Abstract: Hippocampal neurons encode physical variables1,2,3,4,5,6,7 such as space1 or auditory frequency6 in cognitive maps8. In addition, functional magnetic resonance imaging studies in humans have shown that the hippocampus can also encode more abstract, learned variables9,10,11. However, their integration into existing neural representations of physical variables12,13 is unknown. Here, using two-photon calcium imaging, we show that individual neurons in the dorsal hippocampus jointly encode accumulated evidence with spatial position in mice performing a decision-making task in virtual reality14,15,16. Nonlinear dimensionality reduction13 showed that population activity was well-described by approximately four to six latent variables, which suggests that neural activity is constrained to a low-dimensional manifold. Within this low-dimensional space, both physical and abstract variables were jointly mapped in an orderly manner, creating a geometric representation that we show is similar across mice. The existence of conjoined cognitive maps suggests that the hippocampus performs a general computation—the creation of task-specific low-dimensional manifolds that contain a geometric representation of learned knowledge.

► June 2021: Ann Duan, Marino Pagan, and Alex Piet publish in Nature Neuroscience on the Superior Colliculus and Executive Control

Chun-Yu (Ann) Duan
Chun-Yu (Ann) Duan
Marino Pagan
Alex Piet

We’re very excited to see this paper out! How does SC contribute to executive control? Our data suggests that the SC can be at the very heart of executive control, responsible for combining cognitive control signals with sensory inputs to compute context-appropriate responses. Remarkably, the fully context-appropriate responses can be decoded from SC neurons almost 200 ms faster than from cortical neurons (wow!), suggesting the computation may be led, and happen, in the SC itself. Circuit modeling supports this idea, with large-scale searches revealing a wide variety of possible SC circuits that would achieve this and that are compatible with the experimental data.

Abstract: Context-based sensorimotor routing is a hallmark of executive control. Pharmacological inactivations in rats have implicated the midbrain superior colliculus (SC) in this process. But what specific role is this, and what circuit mechanisms support it?

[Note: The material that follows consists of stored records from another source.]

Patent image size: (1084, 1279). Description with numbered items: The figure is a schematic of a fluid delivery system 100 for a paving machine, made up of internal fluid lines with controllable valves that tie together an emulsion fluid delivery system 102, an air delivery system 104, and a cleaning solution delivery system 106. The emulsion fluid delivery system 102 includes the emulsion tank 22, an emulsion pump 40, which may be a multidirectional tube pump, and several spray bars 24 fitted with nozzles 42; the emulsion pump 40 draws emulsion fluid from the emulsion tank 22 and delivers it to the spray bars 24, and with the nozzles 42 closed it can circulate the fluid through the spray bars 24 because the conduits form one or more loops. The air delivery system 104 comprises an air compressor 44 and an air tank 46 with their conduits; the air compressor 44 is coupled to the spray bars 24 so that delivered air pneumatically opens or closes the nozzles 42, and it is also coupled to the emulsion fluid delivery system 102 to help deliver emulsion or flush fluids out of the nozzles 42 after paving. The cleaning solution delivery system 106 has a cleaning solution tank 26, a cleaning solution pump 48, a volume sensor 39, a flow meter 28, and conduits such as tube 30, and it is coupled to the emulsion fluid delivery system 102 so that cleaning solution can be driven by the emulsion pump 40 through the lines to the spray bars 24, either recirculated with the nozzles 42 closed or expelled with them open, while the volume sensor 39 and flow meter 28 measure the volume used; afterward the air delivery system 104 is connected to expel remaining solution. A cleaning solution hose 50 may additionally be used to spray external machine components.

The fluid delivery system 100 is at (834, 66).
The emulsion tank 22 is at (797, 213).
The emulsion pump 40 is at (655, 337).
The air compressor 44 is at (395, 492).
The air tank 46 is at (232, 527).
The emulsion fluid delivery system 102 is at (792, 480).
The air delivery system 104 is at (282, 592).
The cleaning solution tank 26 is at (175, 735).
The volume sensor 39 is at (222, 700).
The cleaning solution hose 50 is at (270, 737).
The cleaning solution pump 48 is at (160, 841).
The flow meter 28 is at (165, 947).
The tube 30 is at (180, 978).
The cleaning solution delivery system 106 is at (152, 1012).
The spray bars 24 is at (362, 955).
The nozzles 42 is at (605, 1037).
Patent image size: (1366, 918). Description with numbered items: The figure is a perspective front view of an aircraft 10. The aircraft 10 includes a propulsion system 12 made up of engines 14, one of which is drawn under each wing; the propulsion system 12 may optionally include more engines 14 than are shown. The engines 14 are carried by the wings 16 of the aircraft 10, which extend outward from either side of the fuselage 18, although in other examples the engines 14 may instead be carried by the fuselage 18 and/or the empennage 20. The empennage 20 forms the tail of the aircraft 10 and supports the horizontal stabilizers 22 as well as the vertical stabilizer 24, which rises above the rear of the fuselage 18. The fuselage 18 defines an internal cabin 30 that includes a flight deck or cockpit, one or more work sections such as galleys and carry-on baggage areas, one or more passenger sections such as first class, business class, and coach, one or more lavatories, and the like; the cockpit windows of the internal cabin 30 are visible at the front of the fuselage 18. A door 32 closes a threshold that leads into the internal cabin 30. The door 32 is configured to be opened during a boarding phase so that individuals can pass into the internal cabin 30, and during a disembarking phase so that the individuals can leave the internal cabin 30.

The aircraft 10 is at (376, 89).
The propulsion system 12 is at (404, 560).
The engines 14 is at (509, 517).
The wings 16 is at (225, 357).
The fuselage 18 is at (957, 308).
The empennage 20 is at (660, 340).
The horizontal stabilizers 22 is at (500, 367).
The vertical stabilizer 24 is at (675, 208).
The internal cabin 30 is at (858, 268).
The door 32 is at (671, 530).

Here we report a subset of rat SC neurons that instantiate a specific link between the representations of context and motor choice. Moreover, these neurons encode animals’ choice far earlier than other neurons in the SC or in the frontal cortex, suggesting that their neural dynamics lead choice computation. Optogenetic inactivations revealed that SC activity during context encoding is necessary for choice behavior, even while that choice behavior is robust to inactivations during choice formation. Searches for SC circuit models matching our experimental results identified key circuit predictions while revealing some a priori expected features as unnecessary. Our results reveal circuit mechanisms within the SC that implement response inhibition and context-based vector inversion during executive control.